Fitch Ratings a confirmé la note de défaut émetteur à long terme de la Banque Ouest Africaine de Développement (BOAD) à « BBB » tout en relevant sa perspective de négative à stable, dans une analyse publiée le 17 avril 2025. Cette décision repose sur une amélioration des indicateurs de performance, notamment une réduction des prêts non performants et une gestion proactive du bilan dans un contexte régional encore marqué par des incertitudes géopolitiques.
La notation attribuée à la BOAD découle de son profil de crédit autonome (SCP) évalué à « bbb », reflétant un équilibre entre des notations solides de solvabilité et de liquidité, contrebalancées par un ajustement pour risque lié à un environnement d’exploitation jugé à haut risque. Fitch reconnaît cependant une gestion prudente, notamment en matière de liquidité, évaluée à « a », et une capitalisation jugée forte, avec un ratio de fonds propres sur actifs de 31,9 % en 2024.

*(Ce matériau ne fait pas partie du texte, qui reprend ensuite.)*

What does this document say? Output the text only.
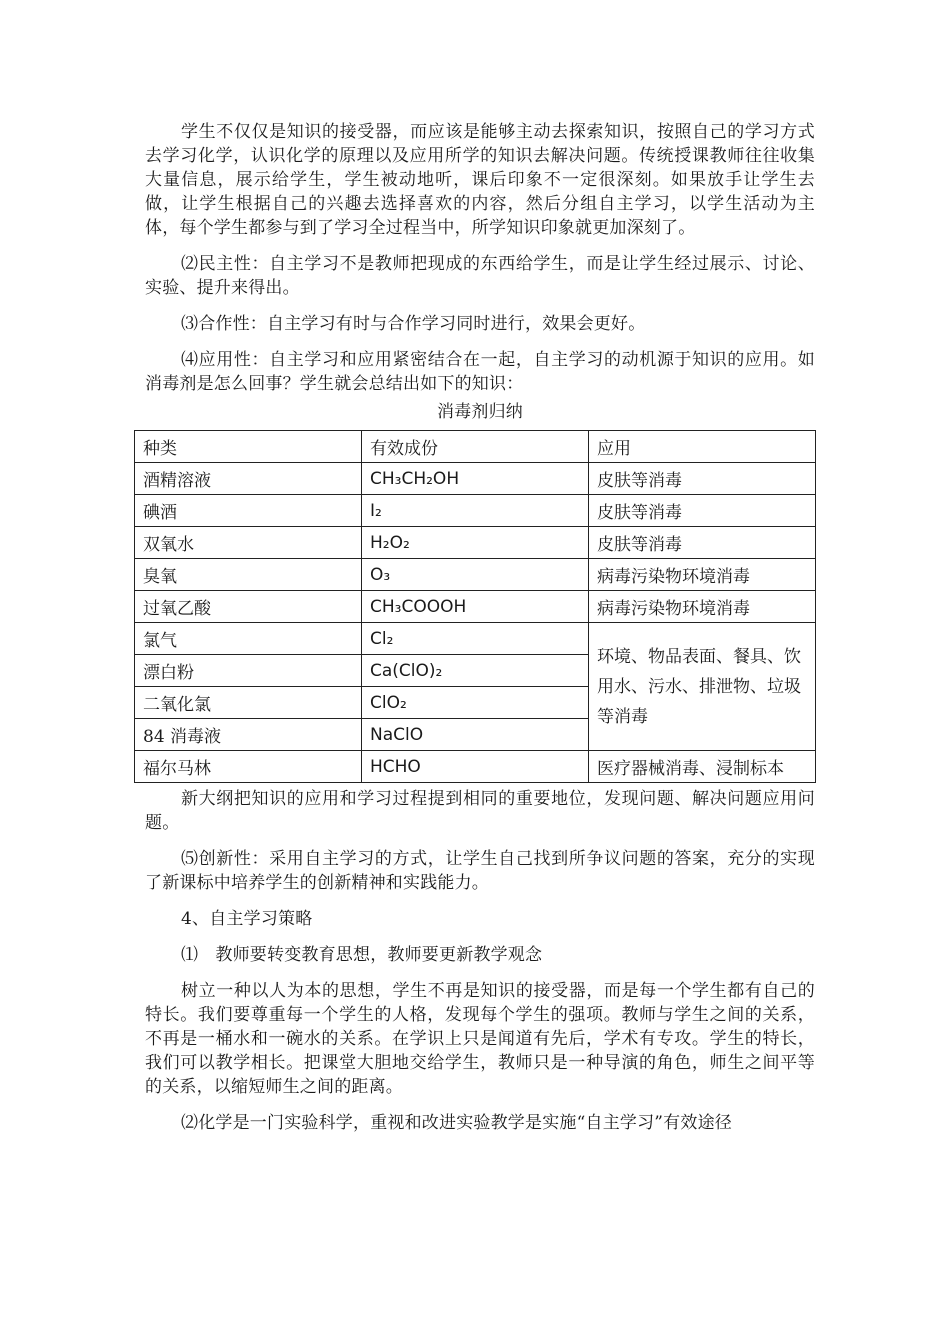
学生不仅仅是知识的接受器，而应该是能够主动去探索知识，按照自己的学习方式去学习化学，认识化学的原理以及应用所学的知识去解决问题。传统授课教师往往收集大量信息，展示给学生，学生被动地听，课后印象不一定很深刻。如果放手让学生去做，让学生根据自己的兴趣去选择喜欢的内容，然后分组自主学习，以学生活动为主体，每个学生都参与到了学习全过程当中，所学知识印象就更加深刻了。

⑵民主性：自主学习不是教师把现成的东西给学生，而是让学生经过展示、讨论、实验、提升来得出。

⑶合作性：自主学习有时与合作学习同时进行，效果会更好。

⑷应用性：自主学习和应用紧密结合在一起，自主学习的动机源于知识的应用。如消毒剂是怎么回事？学生就会总结出如下的知识：

消毒剂归纳

种类	有效成份	应用
酒精溶液	CH₃CH₂OH	皮肤等消毒
碘酒	I₂	皮肤等消毒
双氧水	H₂O₂	皮肤等消毒
臭氧	O₃	病毒污染物环境消毒
过氧乙酸	CH₃COOOH	病毒污染物环境消毒
氯气	Cl₂	环境、物品表面、餐具、饮用水、污水、排泄物、垃圾等消毒
漂白粉	Ca(ClO)₂	
二氧化氯	ClO₂	
84 消毒液	NaClO	
福尔马林	HCHO	医疗器械消毒、浸制标本

新大纲把知识的应用和学习过程提到相同的重要地位，发现问题、解决问题应用问题。

⑸创新性：采用自主学习的方式，让学生自己找到所争议问题的答案，充分的实现了新课标中培养学生的创新精神和实践能力。

4、自主学习策略

⑴　教师要转变教育思想，教师要更新教学观念

树立一种以人为本的思想，学生不再是知识的接受器，而是每一个学生都有自己的特长。我们要尊重每一个学生的人格，发现每个学生的强项。教师与学生之间的关系，不再是一桶水和一碗水的关系。在学识上只是闻道有先后，学术有专攻。学生的特长，我们可以教学相长。把课堂大胆地交给学生，教师只是一种导演的角色，师生之间平等的关系，以缩短师生之间的距离。

⑵化学是一门实验科学，重视和改进实验教学是实施“自主学习”有效途径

La révision de la perspective repose essentiellement sur la reprise des paiements souverains. Le Niger, qui représentait 9,3 % des prêts de la BOAD, a régularisé ses arriérés après la levée des sanctions de la CEDEAO en février 2024. De son côté, la Guinée-Bissau (5,4 % des prêts) a repris ses paiements selon des conditions révisées. Cela a permis à Fitch de réviser à la baisse le risque de crédit de la banque, désormais considéré comme modéré, avec un taux de prêts non performants tombé à 2,5 % en 2024.
En parallèle, la BOAD poursuit sa stratégie d’optimisation de bilan. En 2025, elle a lancé une obligation hybride durable de 500 millions USD sur 30 ans, considérée à 50 % comme des fonds propres par Fitch. D’autres outils de gestion du risque ont été activés, dont une assurance-crédit sur les prêts non souverains et une nouvelle titrisations pilote, renforçant sa position de capital.
Malgré ces avancées, Fitch a revu à la baisse l’évaluation du statut de créancier privilégié (PCS) de la BOAD, de « fort » à « modéré », en raison du reprofilage de l’exposition à la Guinée-Bissau. Cette décision n’a cependant pas d’incidence immédiate sur la note globale, car les souverains restent performants selon les normes IFRS.
Du côté des perspectives régionales, le contexte reste fragile. Le retrait annoncé du Mali, du Niger et du Burkina Faso de la CEDEAO crée un environnement politique tendu. Toutefois, Fitch souligne que ce retrait ne remet pas en cause l’engagement de ces pays au sein de l’UEMOA, un facteur crucial pour la BOAD.
Concernant les perspectives d’amélioration de la note, Fitch indique qu’une réduction durable du taux de NPL sous 1 %, une hausse du ratio de capitalisation au-delà de 35 % ou une amélioration du statut de créancier privilégié pourraient permettre un relèvement de la notation à l’avenir. À l’inverse, un accroissement du risque de crédit, des restructurations supplémentaires ou une détérioration du cadre opérationnel pourraient entraîner une dégradation.
Enfin, Fitch attribue un score ESG de 4+ à la BOAD pour son rôle social et politique dans la région, en raison de son accès unique au guichet de refinancement de la BCEAO et de sa mission d’intégration régionale à travers des prêts concessionnels.